Fluffy you have got it there. I do not want to undo three years hardwork on myself and my self-esteem and life on such a risky prospect.

OP posts:
BumpyNGrindy · 24/10/2014 10:17

Thanks LineRunner. Really appreciate all your input

OP posts:
LineRunner · 24/10/2014 10:17

Six months! I thought you were going to say about six weeks.

FluffyMcnuffy · 24/10/2014 10:18

It's such a tough one isn't it and I totally empathise with your situation. I've always said to myself in life id rather think "oh well" than "what if" but I think if you give it another go and it goes tits up you will be back to square one.

I'm assuming it took you a good long while to get over this man? I'd take extreme caution before giving it another go as I'm sure you don't want to go through that again.

LineRunner · 24/10/2014 10:19

Glad to be talking to you, OP. You sound great.

ImperialBlether · 24/10/2014 10:25

Six months? No. I know you told him to bugger off, but he did that while having a relationship with someone else.

By the way, did he ever live with her?

BumpyNGrindy · 24/10/2014 10:27

LineRunner - he tells me it took a while to disentangle himself. She was very keen for it to continue. He regeretted it the minute I screamed at him like a banshee and slammed his front door almost off its hinges confronted him in an adult manner. Again, this is what he tells me. I am aware that this may not be true though I do have testimony from mutual friends that she is quite an intense, difficult woman.

And now you smashing lot have made me late for work damn you!

I feel much much calmer for talking it through though.

OP posts:
BumpyNGrindy · 24/10/2014 10:28

No, he never lived with her.

OP posts:
FluffyMcnuffy · 24/10/2014 10:28

OP remember that you don't have to decide right now.

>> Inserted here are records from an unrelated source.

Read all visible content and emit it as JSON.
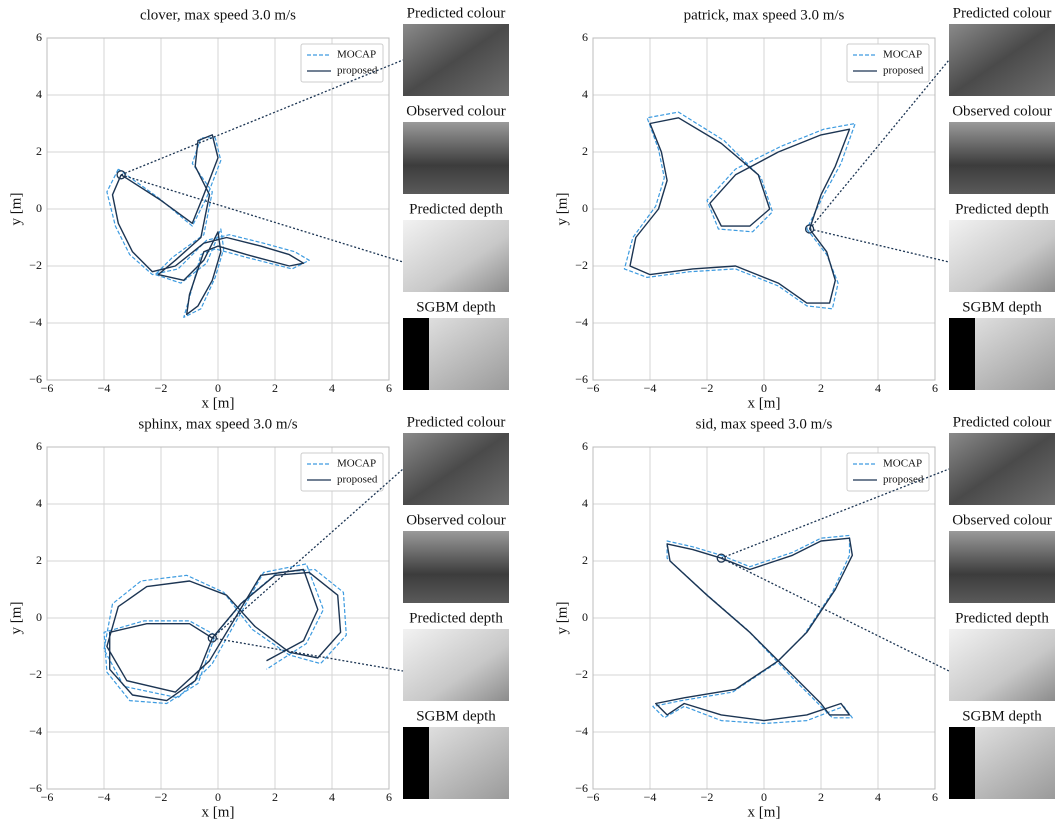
{
  "chart_data": [
    {
      "type": "line",
      "title": "clover, max speed 3.0 m/s",
      "xlabel": "x [m]",
      "ylabel": "y [m]",
      "xlim": [
        -6,
        6
      ],
      "ylim": [
        -6,
        6
      ],
      "xticks": [
        {
          "value": -6,
          "label": "−6"
        },
        {
          "value": -4,
          "label": "−4"
        },
        {
          "value": -2,
          "label": "−2"
        },
        0,
        2,
        4,
        6
      ],
      "yticks": [
        {
          "value": -6,
          "label": "−6"
        },
        {
          "value": -4,
          "label": "−4"
        },
        {
          "value": -2,
          "label": "−2"
        },
        0,
        2,
        4,
        6
      ],
      "grid": true,
      "legend": "upper right",
      "series": [
        {
          "name": "MOCAP",
          "color": "#3d9be0",
          "style": "dashed",
          "x": [
            -3.5,
            -3.9,
            -3.6,
            -3.1,
            -2.3,
            -1.4,
            -0.4,
            0.4,
            1.6,
            2.7,
            3.2,
            2.6,
            1.0,
            -0.1,
            -0.6,
            -1.0,
            -1.2,
            -0.6,
            -0.1,
            0.2,
            0.1,
            -0.4,
            -1.3,
            -2.2,
            -1.6,
            -0.5,
            -0.2,
            -0.9,
            -0.6,
            -0.1,
            0.1,
            -0.4,
            -0.9,
            -2.1,
            -3.5
          ],
          "values": [
            1.4,
            0.6,
            -0.6,
            -1.6,
            -2.3,
            -2.1,
            -1.1,
            -0.9,
            -1.2,
            -1.5,
            -1.8,
            -2.1,
            -1.7,
            -1.4,
            -1.6,
            -3.1,
            -3.8,
            -3.5,
            -2.4,
            -1.4,
            -0.7,
            -1.9,
            -2.6,
            -2.3,
            -1.7,
            -0.9,
            0.6,
            1.6,
            2.5,
            2.5,
            1.7,
            0.4,
            -0.6,
            0.4,
            1.4
          ]
        },
        {
          "name": "proposed",
          "color": "#1c3553",
          "style": "solid",
          "x": [
            -3.4,
            -3.7,
            -3.5,
            -3.0,
            -2.3,
            -1.5,
            -0.5,
            0.3,
            1.5,
            2.5,
            3.0,
            2.5,
            1.0,
            0.0,
            -0.5,
            -1.0,
            -1.1,
            -0.7,
            -0.2,
            0.1,
            0.0,
            -0.5,
            -1.2,
            -2.1,
            -1.5,
            -0.6,
            -0.3,
            -0.8,
            -0.7,
            -0.2,
            0.0,
            -0.5,
            -0.9,
            -2.0,
            -3.4
          ],
          "values": [
            1.2,
            0.5,
            -0.5,
            -1.5,
            -2.2,
            -2.0,
            -1.2,
            -1.0,
            -1.3,
            -1.6,
            -1.9,
            -2.0,
            -1.6,
            -1.3,
            -1.5,
            -3.0,
            -3.7,
            -3.4,
            -2.5,
            -1.5,
            -0.8,
            -1.8,
            -2.5,
            -2.3,
            -1.8,
            -1.0,
            0.5,
            1.5,
            2.4,
            2.6,
            1.8,
            0.5,
            -0.5,
            0.3,
            1.2
          ]
        }
      ],
      "marker": {
        "x": -3.4,
        "y": 1.2
      },
      "panels": [
        "Predicted colour",
        "Observed colour",
        "Predicted depth",
        "SGBM depth"
      ]
    },
    {
      "type": "line",
      "title": "patrick, max speed 3.0 m/s",
      "xlabel": "x [m]",
      "ylabel": "y [m]",
      "xlim": [
        -6,
        6
      ],
      "ylim": [
        -6,
        6
      ],
      "xticks": [
        {
          "value": -6,
          "label": "−6"
        },
        {
          "value": -4,
          "label": "−4"
        },
        {
          "value": -2,
          "label": "−2"
        },
        0,
        2,
        4,
        6
      ],
      "yticks": [
        {
          "value": -6,
          "label": "−6"
        },
        {
          "value": -4,
          "label": "−4"
        },
        {
          "value": -2,
          "label": "−2"
        },
        0,
        2,
        4,
        6
      ],
      "grid": true,
      "legend": "upper right",
      "series": [
        {
          "name": "MOCAP",
          "color": "#3d9be0",
          "style": "dashed",
          "x": [
            1.5,
            2.2,
            2.6,
            2.4,
            1.5,
            0.5,
            -1.0,
            -2.6,
            -4.1,
            -4.9,
            -4.6,
            -3.8,
            -3.5,
            -3.7,
            -4.1,
            -3.0,
            -1.4,
            -0.1,
            0.3,
            -0.4,
            -1.6,
            -2.0,
            -1.0,
            0.6,
            2.1,
            3.2,
            2.7,
            2.1,
            1.5
          ],
          "values": [
            -0.7,
            -1.6,
            -2.6,
            -3.5,
            -3.4,
            -2.7,
            -2.1,
            -2.2,
            -2.4,
            -2.1,
            -1.0,
            0.1,
            1.1,
            2.1,
            3.2,
            3.4,
            2.4,
            1.1,
            -0.1,
            -0.8,
            -0.7,
            0.3,
            1.4,
            2.2,
            2.8,
            3.0,
            1.6,
            0.5,
            -0.7
          ]
        },
        {
          "name": "proposed",
          "color": "#1c3553",
          "style": "solid",
          "x": [
            1.6,
            2.2,
            2.5,
            2.3,
            1.5,
            0.5,
            -1.0,
            -2.5,
            -4.0,
            -4.7,
            -4.5,
            -3.7,
            -3.4,
            -3.6,
            -4.0,
            -3.0,
            -1.5,
            -0.2,
            0.2,
            -0.5,
            -1.5,
            -1.9,
            -1.0,
            0.5,
            2.0,
            3.0,
            2.5,
            2.0,
            1.6
          ],
          "values": [
            -0.7,
            -1.5,
            -2.5,
            -3.3,
            -3.3,
            -2.6,
            -2.0,
            -2.1,
            -2.3,
            -2.0,
            -1.0,
            0.0,
            1.0,
            2.0,
            3.0,
            3.2,
            2.3,
            1.2,
            0.0,
            -0.6,
            -0.6,
            0.2,
            1.2,
            2.0,
            2.6,
            2.8,
            1.5,
            0.5,
            -0.7
          ]
        }
      ],
      "marker": {
        "x": 1.6,
        "y": -0.7
      },
      "panels": [
        "Predicted colour",
        "Observed colour",
        "Predicted depth",
        "SGBM depth"
      ]
    },
    {
      "type": "line",
      "title": "sphinx, max speed 3.0 m/s",
      "xlabel": "x [m]",
      "ylabel": "y [m]",
      "xlim": [
        -6,
        6
      ],
      "ylim": [
        -6,
        6
      ],
      "xticks": [
        {
          "value": -6,
          "label": "−6"
        },
        {
          "value": -4,
          "label": "−4"
        },
        {
          "value": -2,
          "label": "−2"
        },
        0,
        2,
        4,
        6
      ],
      "yticks": [
        {
          "value": -6,
          "label": "−6"
        },
        {
          "value": -4,
          "label": "−4"
        },
        {
          "value": -2,
          "label": "−2"
        },
        0,
        2,
        4,
        6
      ],
      "grid": true,
      "legend": "upper right",
      "series": [
        {
          "name": "MOCAP",
          "color": "#3d9be0",
          "style": "dashed",
          "x": [
            -0.1,
            -1.0,
            -2.6,
            -4.0,
            -3.9,
            -3.1,
            -1.8,
            -0.7,
            -0.1,
            0.9,
            2.1,
            3.4,
            4.4,
            4.5,
            3.6,
            2.5,
            1.2,
            0.2,
            -1.1,
            -2.7,
            -3.7,
            -4.0,
            -3.3,
            -1.4,
            -0.2,
            1.6,
            3.1,
            3.7,
            3.1,
            1.7
          ],
          "values": [
            -0.6,
            -0.1,
            -0.1,
            -0.5,
            -1.9,
            -2.9,
            -3.0,
            -2.3,
            -0.6,
            0.6,
            1.6,
            1.7,
            0.9,
            -0.6,
            -1.6,
            -1.3,
            -0.4,
            0.9,
            1.5,
            1.3,
            0.5,
            -1.1,
            -2.4,
            -2.8,
            -1.6,
            1.6,
            1.9,
            0.3,
            -0.9,
            -1.8
          ]
        },
        {
          "name": "proposed",
          "color": "#1c3553",
          "style": "solid",
          "x": [
            -0.2,
            -1.0,
            -2.5,
            -3.8,
            -3.8,
            -3.0,
            -1.8,
            -0.8,
            -0.2,
            0.8,
            2.0,
            3.2,
            4.2,
            4.3,
            3.5,
            2.5,
            1.3,
            0.3,
            -1.0,
            -2.5,
            -3.5,
            -3.9,
            -3.2,
            -1.5,
            -0.3,
            1.5,
            3.0,
            3.5,
            3.0,
            1.7
          ],
          "values": [
            -0.7,
            -0.2,
            -0.2,
            -0.5,
            -1.8,
            -2.7,
            -2.9,
            -2.2,
            -0.7,
            0.5,
            1.5,
            1.6,
            0.8,
            -0.5,
            -1.4,
            -1.2,
            -0.3,
            0.8,
            1.3,
            1.1,
            0.4,
            -1.0,
            -2.2,
            -2.6,
            -1.5,
            1.5,
            1.7,
            0.3,
            -0.8,
            -1.5
          ]
        }
      ],
      "marker": {
        "x": -0.2,
        "y": -0.7
      },
      "panels": [
        "Predicted colour",
        "Observed colour",
        "Predicted depth",
        "SGBM depth"
      ]
    },
    {
      "type": "line",
      "title": "sid, max speed 3.0 m/s",
      "xlabel": "x [m]",
      "ylabel": "y [m]",
      "xlim": [
        -6,
        6
      ],
      "ylim": [
        -6,
        6
      ],
      "xticks": [
        {
          "value": -6,
          "label": "−6"
        },
        {
          "value": -4,
          "label": "−4"
        },
        {
          "value": -2,
          "label": "−2"
        },
        0,
        2,
        4,
        6
      ],
      "yticks": [
        {
          "value": -6,
          "label": "−6"
        },
        {
          "value": -4,
          "label": "−4"
        },
        {
          "value": -2,
          "label": "−2"
        },
        0,
        2,
        4,
        6
      ],
      "grid": true,
      "legend": "upper right",
      "series": [
        {
          "name": "MOCAP",
          "color": "#3d9be0",
          "style": "dashed",
          "x": [
            -1.5,
            -0.5,
            1.0,
            2.0,
            3.0,
            3.0,
            2.4,
            1.4,
            0.4,
            -1.1,
            -2.9,
            -3.9,
            -3.5,
            -2.8,
            -1.5,
            0.0,
            1.5,
            2.8,
            3.1,
            2.4,
            2.0,
            1.0,
            -0.6,
            -2.1,
            -3.4,
            -3.4,
            -2.5,
            -1.5
          ],
          "values": [
            2.2,
            1.8,
            2.3,
            2.8,
            2.9,
            2.2,
            0.9,
            -0.6,
            -1.6,
            -2.6,
            -2.9,
            -3.1,
            -3.5,
            -3.1,
            -3.6,
            -3.7,
            -3.6,
            -3.1,
            -3.5,
            -3.5,
            -3.1,
            -2.1,
            -0.4,
            0.9,
            2.1,
            2.7,
            2.5,
            2.2
          ]
        },
        {
          "name": "proposed",
          "color": "#1c3553",
          "style": "solid",
          "x": [
            -1.5,
            -0.5,
            1.0,
            2.0,
            3.0,
            3.1,
            2.5,
            1.5,
            0.5,
            -1.0,
            -2.8,
            -3.8,
            -3.4,
            -2.8,
            -1.5,
            0.0,
            1.5,
            2.7,
            3.0,
            2.3,
            2.0,
            1.0,
            -0.5,
            -2.0,
            -3.3,
            -3.4,
            -2.5,
            -1.5
          ],
          "values": [
            2.1,
            1.7,
            2.2,
            2.7,
            2.8,
            2.2,
            1.0,
            -0.5,
            -1.5,
            -2.5,
            -2.8,
            -3.0,
            -3.4,
            -3.0,
            -3.4,
            -3.6,
            -3.4,
            -3.0,
            -3.4,
            -3.4,
            -3.0,
            -2.0,
            -0.5,
            0.8,
            2.0,
            2.6,
            2.4,
            2.1
          ]
        }
      ],
      "marker": {
        "x": -1.5,
        "y": 2.1
      },
      "panels": [
        "Predicted colour",
        "Observed colour",
        "Predicted depth",
        "SGBM depth"
      ]
    }
  ]
}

It's fine for you to take your time deciding whether you want to give it another go.

GoatsDoRoam · 24/10/2014 10:33

You are feeling uncertain and anxious, these posts show it.

You say you could not be in a relationship where you feel uncertain and anxious.

I think you have your answer, then.

TheVeryThing · 24/10/2014 10:35

Does it really matter whether he has changed or not?

Surely it's not really a question of whether he 'deserves' another chance, but
rather whether you want to have a relationship with someone who treated you so badly (even if he later regretted it) and the effect this may have on your self esteem and peace of mind.

Perhaps he has changed, but he would do better to apply what he has learned in a new relationship.

Getting in touch with you again seems an incredibly selfish thing to do, and I would question whether he has your best interests at heart.

TheVeryThing · 24/10/2014 10:36

And as for taking a while to disentangle himself?
Had you not just shown him how simple it can be to end a relationship, if you really want to?